Monday, April 26, 2010

The Gap in Albany: Can you hear the Sirens singing?

Sirens of the Southern Ocean

I wrote the following poem about the gap in Albany.

When I was a child of five in between chasing my father's golf buggy wheels down Parade Street and watching the whalers moor their Norwegian guns and depart for their rendezvous with the Sperm whales at the drop off to the continental shelf, in between these times I was periodically taken to the gap. I shun that place today for I believe it contains an uneasy spirit, a temper and aggrieved brooding.

I remember in the late 60s, the sight of teenagers with their legs dangling over the edge. They sat as if tempting what ever it was that lived and waited for them, if ever one of them was to slip and fall. The deep blue of the ocean, cobalt blue, angry grey, and roar of swells came surging for the shoreline.

And I read the blog of the one who is a fisher-she, a fisherman of that sea and coastline and she who drifts upon this cobalt blue with ease leaves me pondering. I know where my respect or fear originates. As that same five year old I remember some fifteen children including myself in a cabin cruiser negotiating the shore break at a Lion's day picnic at Frenchman's bay, or some bay similar. The boat had strangely veered from its course and flipped, and I with eyes wide open under water grasped at brightly coloured bathing costumes that resembled seaweed and somehow, in those seconds that seemed minutes, I made it out from under that boat and the wash of confused sand and bubbles.

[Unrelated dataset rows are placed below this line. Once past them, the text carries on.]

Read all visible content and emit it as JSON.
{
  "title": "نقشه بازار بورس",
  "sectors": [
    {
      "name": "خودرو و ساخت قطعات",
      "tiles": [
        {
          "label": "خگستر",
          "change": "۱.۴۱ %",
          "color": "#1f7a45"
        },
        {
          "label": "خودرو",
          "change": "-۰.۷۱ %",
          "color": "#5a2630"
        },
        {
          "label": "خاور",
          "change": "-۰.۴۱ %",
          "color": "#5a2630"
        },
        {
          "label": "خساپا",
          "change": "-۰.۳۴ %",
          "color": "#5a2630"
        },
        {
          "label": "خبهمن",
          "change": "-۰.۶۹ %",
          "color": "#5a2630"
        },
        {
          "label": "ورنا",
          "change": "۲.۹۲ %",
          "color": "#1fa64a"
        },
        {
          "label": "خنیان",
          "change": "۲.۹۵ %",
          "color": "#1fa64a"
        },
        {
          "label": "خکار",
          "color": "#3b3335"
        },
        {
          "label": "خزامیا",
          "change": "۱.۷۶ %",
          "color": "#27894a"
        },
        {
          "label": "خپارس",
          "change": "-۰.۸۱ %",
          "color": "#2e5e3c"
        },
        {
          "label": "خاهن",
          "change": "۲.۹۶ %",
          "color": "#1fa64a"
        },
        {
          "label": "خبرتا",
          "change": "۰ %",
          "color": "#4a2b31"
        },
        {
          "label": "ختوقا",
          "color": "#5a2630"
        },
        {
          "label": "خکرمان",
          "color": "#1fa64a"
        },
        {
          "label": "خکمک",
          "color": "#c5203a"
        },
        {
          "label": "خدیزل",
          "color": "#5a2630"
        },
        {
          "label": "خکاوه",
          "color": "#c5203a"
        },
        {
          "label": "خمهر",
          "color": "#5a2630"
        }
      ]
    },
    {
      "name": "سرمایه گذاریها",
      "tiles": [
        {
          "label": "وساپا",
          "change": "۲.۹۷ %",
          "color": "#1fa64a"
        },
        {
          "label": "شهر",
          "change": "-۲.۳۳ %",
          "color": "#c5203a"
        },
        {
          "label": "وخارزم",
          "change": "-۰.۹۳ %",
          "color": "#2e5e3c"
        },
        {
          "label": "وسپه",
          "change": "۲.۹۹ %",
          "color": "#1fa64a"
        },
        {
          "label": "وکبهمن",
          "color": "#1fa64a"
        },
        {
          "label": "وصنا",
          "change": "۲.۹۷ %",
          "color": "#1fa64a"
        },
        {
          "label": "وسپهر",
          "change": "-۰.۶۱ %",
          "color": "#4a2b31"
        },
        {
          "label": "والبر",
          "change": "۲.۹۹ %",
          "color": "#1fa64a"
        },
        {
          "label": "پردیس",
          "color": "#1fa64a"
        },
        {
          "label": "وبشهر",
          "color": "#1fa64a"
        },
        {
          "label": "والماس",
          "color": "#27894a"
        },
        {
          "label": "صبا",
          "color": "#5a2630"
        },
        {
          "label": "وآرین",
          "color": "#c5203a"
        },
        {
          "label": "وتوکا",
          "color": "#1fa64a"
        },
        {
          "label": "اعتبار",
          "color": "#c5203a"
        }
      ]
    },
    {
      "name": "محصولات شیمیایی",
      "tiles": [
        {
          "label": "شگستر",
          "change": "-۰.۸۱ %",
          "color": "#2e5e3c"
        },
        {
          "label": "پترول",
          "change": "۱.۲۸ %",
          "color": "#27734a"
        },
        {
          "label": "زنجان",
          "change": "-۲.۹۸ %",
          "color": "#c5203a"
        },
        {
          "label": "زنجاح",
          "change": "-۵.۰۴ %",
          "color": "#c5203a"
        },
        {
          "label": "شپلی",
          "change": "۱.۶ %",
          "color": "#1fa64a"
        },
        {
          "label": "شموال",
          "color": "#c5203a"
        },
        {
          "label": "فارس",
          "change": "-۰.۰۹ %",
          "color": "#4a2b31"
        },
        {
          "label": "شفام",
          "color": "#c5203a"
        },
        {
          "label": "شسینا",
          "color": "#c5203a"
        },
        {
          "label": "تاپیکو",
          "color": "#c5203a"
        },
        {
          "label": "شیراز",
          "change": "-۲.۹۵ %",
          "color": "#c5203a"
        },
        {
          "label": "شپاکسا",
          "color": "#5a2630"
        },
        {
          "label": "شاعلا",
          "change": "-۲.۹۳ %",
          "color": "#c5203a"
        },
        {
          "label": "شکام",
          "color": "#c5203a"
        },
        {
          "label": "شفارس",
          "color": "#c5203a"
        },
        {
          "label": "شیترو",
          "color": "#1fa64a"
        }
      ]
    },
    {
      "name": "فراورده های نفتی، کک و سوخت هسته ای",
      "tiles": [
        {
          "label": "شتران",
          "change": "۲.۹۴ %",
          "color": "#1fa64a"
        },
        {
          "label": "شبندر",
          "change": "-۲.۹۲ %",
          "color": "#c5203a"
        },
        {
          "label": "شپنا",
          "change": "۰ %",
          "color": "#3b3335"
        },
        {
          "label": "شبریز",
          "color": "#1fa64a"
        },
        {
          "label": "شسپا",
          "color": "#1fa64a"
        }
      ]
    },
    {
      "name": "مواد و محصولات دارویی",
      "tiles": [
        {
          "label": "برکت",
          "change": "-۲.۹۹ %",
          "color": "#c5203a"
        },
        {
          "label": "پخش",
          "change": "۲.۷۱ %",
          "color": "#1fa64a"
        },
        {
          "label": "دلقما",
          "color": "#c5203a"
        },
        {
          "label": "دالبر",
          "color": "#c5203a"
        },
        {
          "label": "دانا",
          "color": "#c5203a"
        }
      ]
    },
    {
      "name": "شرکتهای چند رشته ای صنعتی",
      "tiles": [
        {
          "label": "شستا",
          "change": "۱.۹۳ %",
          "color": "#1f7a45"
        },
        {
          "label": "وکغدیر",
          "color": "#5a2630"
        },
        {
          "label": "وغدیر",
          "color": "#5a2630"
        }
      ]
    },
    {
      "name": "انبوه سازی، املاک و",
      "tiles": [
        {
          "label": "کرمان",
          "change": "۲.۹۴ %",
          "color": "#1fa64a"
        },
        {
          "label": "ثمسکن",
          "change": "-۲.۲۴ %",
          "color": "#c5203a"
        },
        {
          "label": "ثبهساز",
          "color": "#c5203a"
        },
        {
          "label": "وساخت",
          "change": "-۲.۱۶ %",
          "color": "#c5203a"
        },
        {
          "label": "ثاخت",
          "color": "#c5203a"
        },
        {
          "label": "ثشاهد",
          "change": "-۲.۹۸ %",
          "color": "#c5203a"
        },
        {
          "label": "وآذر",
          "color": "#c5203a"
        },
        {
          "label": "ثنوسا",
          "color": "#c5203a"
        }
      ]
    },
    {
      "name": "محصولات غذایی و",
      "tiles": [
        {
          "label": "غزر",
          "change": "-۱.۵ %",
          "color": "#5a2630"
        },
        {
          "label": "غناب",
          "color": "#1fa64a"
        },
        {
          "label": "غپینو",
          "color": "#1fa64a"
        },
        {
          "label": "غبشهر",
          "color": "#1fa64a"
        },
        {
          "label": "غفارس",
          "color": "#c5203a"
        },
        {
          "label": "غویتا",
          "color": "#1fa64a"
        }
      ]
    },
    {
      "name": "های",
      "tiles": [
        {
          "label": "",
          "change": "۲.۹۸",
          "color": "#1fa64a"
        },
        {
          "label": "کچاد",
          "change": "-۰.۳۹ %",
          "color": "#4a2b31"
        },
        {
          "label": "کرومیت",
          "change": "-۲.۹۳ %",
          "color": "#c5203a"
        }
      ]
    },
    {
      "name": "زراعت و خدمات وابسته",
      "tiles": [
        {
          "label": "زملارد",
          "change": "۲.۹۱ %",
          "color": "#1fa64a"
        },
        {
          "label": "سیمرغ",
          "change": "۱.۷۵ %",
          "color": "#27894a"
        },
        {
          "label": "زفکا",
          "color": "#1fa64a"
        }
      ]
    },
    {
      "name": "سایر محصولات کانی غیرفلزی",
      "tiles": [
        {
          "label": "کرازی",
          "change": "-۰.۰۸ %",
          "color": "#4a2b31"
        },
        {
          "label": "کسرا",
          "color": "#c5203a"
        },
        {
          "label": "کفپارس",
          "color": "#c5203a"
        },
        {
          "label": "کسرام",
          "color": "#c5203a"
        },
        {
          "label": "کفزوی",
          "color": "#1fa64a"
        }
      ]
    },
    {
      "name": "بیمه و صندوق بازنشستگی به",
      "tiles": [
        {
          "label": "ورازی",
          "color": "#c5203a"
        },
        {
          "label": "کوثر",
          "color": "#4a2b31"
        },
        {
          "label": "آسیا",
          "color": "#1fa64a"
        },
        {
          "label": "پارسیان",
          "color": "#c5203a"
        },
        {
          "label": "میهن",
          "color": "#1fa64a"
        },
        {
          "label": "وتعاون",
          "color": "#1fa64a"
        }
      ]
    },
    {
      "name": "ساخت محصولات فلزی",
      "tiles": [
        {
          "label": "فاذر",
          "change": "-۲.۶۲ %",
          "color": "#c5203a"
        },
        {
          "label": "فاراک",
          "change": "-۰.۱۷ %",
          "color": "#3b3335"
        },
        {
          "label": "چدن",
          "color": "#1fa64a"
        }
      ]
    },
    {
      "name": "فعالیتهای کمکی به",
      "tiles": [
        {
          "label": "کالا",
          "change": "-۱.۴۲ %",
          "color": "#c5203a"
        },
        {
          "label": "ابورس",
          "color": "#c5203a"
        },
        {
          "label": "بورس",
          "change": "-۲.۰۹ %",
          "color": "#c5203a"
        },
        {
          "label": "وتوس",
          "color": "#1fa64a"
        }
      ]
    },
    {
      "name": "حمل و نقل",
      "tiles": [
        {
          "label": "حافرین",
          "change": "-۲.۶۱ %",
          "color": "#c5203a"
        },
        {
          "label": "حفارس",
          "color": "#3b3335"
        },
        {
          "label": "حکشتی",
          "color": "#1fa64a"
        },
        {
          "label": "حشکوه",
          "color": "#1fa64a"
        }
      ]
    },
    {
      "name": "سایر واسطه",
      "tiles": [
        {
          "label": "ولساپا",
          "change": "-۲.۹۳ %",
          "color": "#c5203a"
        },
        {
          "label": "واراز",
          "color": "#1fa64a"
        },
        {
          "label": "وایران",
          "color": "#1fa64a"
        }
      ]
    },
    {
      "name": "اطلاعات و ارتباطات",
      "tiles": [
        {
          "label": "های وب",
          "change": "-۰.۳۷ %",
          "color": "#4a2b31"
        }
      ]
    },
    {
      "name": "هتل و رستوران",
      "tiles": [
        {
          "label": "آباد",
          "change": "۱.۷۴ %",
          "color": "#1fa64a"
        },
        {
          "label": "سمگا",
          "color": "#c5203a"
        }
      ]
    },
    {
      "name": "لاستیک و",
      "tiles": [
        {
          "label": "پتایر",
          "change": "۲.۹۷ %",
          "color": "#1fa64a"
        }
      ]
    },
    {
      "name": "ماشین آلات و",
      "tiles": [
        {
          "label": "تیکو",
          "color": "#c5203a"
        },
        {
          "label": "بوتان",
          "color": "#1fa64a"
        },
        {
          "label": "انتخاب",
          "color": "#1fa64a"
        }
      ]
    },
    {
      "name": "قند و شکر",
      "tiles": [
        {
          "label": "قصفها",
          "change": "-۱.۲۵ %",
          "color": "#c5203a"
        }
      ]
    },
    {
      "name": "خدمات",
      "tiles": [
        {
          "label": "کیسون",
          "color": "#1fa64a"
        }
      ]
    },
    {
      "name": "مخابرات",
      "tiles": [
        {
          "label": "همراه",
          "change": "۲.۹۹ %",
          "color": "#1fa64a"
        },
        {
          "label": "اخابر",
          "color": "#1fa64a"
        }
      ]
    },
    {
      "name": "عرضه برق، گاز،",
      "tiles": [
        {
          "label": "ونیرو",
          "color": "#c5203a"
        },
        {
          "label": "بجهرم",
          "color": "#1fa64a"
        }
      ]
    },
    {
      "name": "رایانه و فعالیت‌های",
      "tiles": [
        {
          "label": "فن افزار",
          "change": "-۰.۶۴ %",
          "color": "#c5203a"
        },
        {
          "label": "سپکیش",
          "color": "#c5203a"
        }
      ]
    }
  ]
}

I remember as I cleared the confusion and crying mass of children, I remember my saviour and rescue party, my lone father running-struggling through the beach break in his Sunday suit (as we had just left the mass at St Josephs). That morning the two girls I had sat between on that boat left with busted foreheads. And I left with a deep and continuing respect for that southern ocean. I know too that the submarine shapes that gorged themselves on whale blubber from the whales that lay tethered to 44 gallon drums at the Whaling Station also had an effect on me. And in recent years some cousins from Nannup were lost to the southern ocean.

And now, every traveler I meet, I tell them, more like plead with them to be careful, full of care and to have respect for that southern ocean, that brooding ancient sea, that deepest blue who demands respect. Is it her eyes we look into but cannot see? Is it her songs in her breaking of waves and movement of tides that we cannot hear?

The Sirens of the Southern Ocean

Can you smell the salt air?

This scent of singing sirens whose mournful melody lingers, whose fingers rise from the cold worn rocks below – deep is their undertow – that reach to find you and would draw you near.

Can you taste the salt air?

This fingering fragmented froth that lingers seeks to touch you; reaches out to connect you with the sea and its mournful melody that holds to its memory of men and women lost who never understood the cost - of wandering too close to the sirens songs - to their tidal surge and singing and all their anguish bringing.

Too close so many have wandered till swept from view in a silent mournful moment, swept away.

Oh rock fishermen I pray for the lost, for those who seek the siren’s froth; through night time into day; in their passing away we miss them; will always miss them; would warn them please take care when they hear the sirens and feel the salt air that rises from the cold worn reef and rocks below.

Tis the siren's singing, for deep is their undertow. They want to draw you near.